La nuova situazione, che non è puntualizzabile proprio per la sua complessità e transitorietà sempre più vorticosa, se da un lato ha reso compiute alcune predizioni delle teorie in auge negli anni ’80 (ad esempio l’abbandono della legittimazione basata sul “logos”, in favore di una sempre più performativa e tecnica, in sé stessa autoproducente ed auto legittimante), dall’altro proprio per questo motivo ha reso impossibile qualcosa del tipo “sviluppo di un movimento organico” (per tornare alla domanda alla base di queste note).

In sintesi, così rispondo : i decostruttivisti  sono “figure isolate che non hanno sviluppato un movimento organico”, perché il mondo che hanno prefigurato (con successo) non ammette qualcosa di simile a movimenti organici, ma semplicemente soggetti  che intercettano, più o meno, flussi nel loro divenire, senza preordinarli, ma semplicemente dando loro un ordine sufficiente per renderli minimamente stabili entro questi flussi. Più soggetti possono essere parte di una stessa “onda”, allearsi, ma non costituire un “movimento organico”.
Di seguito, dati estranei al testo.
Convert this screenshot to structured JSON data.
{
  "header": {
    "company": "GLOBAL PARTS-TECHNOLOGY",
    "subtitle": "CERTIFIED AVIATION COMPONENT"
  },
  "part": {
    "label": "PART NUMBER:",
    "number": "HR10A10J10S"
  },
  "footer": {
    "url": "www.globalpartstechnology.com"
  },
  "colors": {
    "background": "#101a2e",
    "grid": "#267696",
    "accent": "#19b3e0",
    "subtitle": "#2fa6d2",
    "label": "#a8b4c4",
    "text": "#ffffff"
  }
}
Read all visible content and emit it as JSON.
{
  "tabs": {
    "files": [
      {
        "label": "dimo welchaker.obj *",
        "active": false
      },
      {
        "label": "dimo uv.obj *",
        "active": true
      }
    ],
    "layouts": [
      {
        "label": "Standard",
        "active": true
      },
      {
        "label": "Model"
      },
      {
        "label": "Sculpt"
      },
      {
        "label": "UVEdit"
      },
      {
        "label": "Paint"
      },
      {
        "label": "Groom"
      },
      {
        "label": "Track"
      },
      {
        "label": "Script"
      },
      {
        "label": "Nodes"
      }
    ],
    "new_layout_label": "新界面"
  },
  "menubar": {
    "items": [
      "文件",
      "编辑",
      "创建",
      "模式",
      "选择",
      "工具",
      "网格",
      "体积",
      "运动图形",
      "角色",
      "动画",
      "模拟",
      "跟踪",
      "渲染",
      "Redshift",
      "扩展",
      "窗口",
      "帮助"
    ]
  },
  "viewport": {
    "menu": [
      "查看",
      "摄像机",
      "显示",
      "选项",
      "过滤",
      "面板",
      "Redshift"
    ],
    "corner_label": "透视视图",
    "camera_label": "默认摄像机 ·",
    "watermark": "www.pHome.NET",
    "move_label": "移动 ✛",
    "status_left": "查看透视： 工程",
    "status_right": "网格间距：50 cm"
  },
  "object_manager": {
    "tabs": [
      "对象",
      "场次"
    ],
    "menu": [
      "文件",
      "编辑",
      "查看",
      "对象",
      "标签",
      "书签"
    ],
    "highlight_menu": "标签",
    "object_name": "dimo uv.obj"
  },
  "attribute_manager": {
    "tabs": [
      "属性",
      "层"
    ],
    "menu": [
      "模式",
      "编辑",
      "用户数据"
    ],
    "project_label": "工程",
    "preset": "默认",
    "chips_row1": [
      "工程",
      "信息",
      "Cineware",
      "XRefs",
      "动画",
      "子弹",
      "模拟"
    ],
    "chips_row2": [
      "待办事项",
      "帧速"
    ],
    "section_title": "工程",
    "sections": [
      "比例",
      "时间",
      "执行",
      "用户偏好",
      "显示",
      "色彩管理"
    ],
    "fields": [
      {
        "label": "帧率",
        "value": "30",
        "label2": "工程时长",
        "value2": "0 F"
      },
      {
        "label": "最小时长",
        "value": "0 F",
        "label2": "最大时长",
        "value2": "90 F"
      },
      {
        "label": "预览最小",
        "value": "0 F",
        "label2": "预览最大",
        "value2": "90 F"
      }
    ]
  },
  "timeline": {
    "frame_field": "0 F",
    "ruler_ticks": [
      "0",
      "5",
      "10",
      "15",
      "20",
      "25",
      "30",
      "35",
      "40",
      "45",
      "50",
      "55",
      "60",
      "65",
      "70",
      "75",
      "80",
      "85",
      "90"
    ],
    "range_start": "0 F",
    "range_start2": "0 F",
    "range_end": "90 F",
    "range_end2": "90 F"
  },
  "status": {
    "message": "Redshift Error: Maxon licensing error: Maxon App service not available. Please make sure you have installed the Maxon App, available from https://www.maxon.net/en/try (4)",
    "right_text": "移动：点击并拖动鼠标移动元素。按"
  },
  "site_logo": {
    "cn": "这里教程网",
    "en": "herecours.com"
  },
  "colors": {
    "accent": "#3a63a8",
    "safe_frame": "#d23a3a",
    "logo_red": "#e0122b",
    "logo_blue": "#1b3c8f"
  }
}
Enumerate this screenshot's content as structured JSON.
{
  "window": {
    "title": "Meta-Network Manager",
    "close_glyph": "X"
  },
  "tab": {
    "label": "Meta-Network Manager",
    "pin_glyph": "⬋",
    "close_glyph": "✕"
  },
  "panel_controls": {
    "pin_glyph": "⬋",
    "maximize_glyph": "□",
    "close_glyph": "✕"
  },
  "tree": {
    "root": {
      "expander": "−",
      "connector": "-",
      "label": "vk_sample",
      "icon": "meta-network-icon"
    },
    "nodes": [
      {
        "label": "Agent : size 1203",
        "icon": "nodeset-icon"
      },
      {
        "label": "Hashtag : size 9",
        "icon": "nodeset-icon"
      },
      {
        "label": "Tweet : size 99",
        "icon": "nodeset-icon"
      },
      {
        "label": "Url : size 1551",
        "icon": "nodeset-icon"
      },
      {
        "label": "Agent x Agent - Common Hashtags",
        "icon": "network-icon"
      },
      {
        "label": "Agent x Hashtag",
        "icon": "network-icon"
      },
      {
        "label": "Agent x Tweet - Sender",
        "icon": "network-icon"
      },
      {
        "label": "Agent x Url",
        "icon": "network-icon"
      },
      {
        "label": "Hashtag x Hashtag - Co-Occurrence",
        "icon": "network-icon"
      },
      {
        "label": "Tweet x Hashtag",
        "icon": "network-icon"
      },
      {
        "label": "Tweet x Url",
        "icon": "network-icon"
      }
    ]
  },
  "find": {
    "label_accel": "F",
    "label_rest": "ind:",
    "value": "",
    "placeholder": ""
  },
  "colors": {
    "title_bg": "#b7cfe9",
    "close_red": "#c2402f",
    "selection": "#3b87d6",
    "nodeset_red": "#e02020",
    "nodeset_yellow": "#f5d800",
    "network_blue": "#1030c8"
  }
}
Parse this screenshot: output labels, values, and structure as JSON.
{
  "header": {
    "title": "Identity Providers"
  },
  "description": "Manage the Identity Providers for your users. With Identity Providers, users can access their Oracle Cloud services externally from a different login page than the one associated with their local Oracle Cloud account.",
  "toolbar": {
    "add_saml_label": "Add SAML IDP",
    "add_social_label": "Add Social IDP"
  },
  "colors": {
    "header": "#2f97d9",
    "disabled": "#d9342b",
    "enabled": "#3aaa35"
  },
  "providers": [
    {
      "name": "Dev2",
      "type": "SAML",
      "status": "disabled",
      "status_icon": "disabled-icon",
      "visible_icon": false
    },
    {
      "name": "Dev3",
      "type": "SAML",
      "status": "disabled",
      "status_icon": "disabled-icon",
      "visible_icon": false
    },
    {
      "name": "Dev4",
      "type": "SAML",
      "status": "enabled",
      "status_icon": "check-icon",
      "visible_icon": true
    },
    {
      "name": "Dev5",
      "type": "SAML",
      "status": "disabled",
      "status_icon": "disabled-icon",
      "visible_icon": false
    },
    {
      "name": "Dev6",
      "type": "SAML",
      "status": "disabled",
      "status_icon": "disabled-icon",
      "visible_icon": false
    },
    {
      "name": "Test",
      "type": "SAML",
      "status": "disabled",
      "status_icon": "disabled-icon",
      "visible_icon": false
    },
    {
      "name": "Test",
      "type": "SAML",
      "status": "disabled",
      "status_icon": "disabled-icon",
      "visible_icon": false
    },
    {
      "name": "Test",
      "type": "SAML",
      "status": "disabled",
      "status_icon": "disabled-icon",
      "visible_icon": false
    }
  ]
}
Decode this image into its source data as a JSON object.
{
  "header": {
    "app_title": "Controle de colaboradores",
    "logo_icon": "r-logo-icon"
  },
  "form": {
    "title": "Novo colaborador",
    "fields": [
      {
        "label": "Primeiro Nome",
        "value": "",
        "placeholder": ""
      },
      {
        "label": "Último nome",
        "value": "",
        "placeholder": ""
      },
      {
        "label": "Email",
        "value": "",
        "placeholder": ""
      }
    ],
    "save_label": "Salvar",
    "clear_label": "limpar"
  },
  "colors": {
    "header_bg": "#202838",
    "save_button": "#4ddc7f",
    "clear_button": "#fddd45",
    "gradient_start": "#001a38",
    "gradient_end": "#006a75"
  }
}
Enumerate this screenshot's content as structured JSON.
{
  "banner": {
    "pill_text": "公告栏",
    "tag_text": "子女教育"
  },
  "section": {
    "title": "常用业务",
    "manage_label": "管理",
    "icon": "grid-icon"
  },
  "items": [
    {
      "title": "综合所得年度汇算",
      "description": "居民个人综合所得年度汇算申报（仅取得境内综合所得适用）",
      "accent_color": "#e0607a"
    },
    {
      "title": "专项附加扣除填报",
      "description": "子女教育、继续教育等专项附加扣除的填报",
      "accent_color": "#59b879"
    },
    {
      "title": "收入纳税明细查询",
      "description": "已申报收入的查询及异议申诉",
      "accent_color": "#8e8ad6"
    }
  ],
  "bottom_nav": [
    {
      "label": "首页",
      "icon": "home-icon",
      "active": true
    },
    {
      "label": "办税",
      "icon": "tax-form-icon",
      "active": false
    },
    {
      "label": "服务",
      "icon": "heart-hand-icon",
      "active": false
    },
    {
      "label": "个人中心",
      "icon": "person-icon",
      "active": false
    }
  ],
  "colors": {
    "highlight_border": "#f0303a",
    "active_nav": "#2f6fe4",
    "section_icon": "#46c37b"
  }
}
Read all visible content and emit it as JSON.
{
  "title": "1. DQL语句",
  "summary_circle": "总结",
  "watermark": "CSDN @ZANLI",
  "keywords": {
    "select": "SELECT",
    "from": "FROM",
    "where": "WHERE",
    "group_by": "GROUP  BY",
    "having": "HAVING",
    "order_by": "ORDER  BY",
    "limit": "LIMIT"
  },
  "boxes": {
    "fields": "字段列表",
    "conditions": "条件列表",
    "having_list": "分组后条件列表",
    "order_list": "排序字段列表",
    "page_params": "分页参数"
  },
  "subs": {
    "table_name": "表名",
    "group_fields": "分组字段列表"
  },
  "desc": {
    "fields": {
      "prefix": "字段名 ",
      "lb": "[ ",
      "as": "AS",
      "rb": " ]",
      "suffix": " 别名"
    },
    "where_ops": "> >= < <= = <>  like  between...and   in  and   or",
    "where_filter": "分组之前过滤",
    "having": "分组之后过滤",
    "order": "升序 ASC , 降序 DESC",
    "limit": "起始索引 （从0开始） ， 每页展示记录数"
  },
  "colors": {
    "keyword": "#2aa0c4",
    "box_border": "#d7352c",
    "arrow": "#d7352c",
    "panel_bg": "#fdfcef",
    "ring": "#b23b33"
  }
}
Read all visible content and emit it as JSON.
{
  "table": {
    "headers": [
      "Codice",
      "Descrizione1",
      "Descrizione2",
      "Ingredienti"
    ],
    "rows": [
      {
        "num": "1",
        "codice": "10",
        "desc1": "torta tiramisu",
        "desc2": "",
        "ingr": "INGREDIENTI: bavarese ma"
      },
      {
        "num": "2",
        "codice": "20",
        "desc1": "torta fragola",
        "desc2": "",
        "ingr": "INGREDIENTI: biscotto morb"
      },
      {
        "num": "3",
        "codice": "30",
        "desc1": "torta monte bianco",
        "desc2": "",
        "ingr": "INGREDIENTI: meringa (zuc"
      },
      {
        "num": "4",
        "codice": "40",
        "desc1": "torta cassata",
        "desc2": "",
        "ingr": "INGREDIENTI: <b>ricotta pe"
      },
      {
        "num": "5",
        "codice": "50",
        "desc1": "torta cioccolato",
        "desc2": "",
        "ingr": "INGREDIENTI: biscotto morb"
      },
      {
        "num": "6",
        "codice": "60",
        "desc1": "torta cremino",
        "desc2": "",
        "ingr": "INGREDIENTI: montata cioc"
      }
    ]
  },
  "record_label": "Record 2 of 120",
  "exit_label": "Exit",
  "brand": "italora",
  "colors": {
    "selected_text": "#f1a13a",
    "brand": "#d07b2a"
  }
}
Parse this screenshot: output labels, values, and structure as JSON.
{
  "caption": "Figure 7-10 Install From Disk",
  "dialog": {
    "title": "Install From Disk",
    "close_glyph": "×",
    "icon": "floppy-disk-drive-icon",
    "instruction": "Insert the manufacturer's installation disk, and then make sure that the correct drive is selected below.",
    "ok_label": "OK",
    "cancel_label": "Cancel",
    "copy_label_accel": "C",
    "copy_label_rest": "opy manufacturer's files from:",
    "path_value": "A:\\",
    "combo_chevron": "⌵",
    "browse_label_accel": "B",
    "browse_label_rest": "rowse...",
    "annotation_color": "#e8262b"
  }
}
L’architettura resta, tuttavia, un’arte di rappresentazione. E’ questa fluidità dinamica che oggi  l’architettura deve rappresentare, che oggi lo “spirito del tempo” richiede che sia rappresentata.

In questo senso, Zaha Hadid, proprio in virtù del suo tanto vituperato formalismo, è stata esemplare ed adeguata, grande interprete di questa necessità di rappresentazione. E forse, tale anche perché isolata, anche perché non davvero “decostruttivista”.

Credits
Le foto dello studio di Eisenman sono di ©Daniela Maruotti

In un suo scritto del 1984 “The Futility  of the Objects: Decomposition and the Processes of Difference” (ed. italiana raccolta in La fine del Classico e altri scritti, Cluva, Venezia 1987 volume curato da Renato Rizzi), benché il termine messo in campo non fosse ancora “decostruzione”, ma “decomposizione”, esso era già connesso con teorizzazioni di Derrida: a dimostrazione, in nota Eiseman scrisse (uso la traduzione del volume italiano citato) “(la parola decomposizione) .. . è usata nel senso dialettico non metafisico che Derrida usa nella sua idea di “differenza” . Nel di poco successivo scritto “The End of the Classical”, sempre in nota, Eisenman mostra le sue riflessioni sul testo di Culler On Decostruction del 1982 direttamente collegato con le teorizzazioni di Derrida.  Nel 1985 Bernard Tschumi, invitò Derrida a collaborare con loro  alla progettazione di giardini tematici alla Villette, progetto che non verrà realizzato ma che darà luogo alla pubblicazione del volume Chora(l) Works.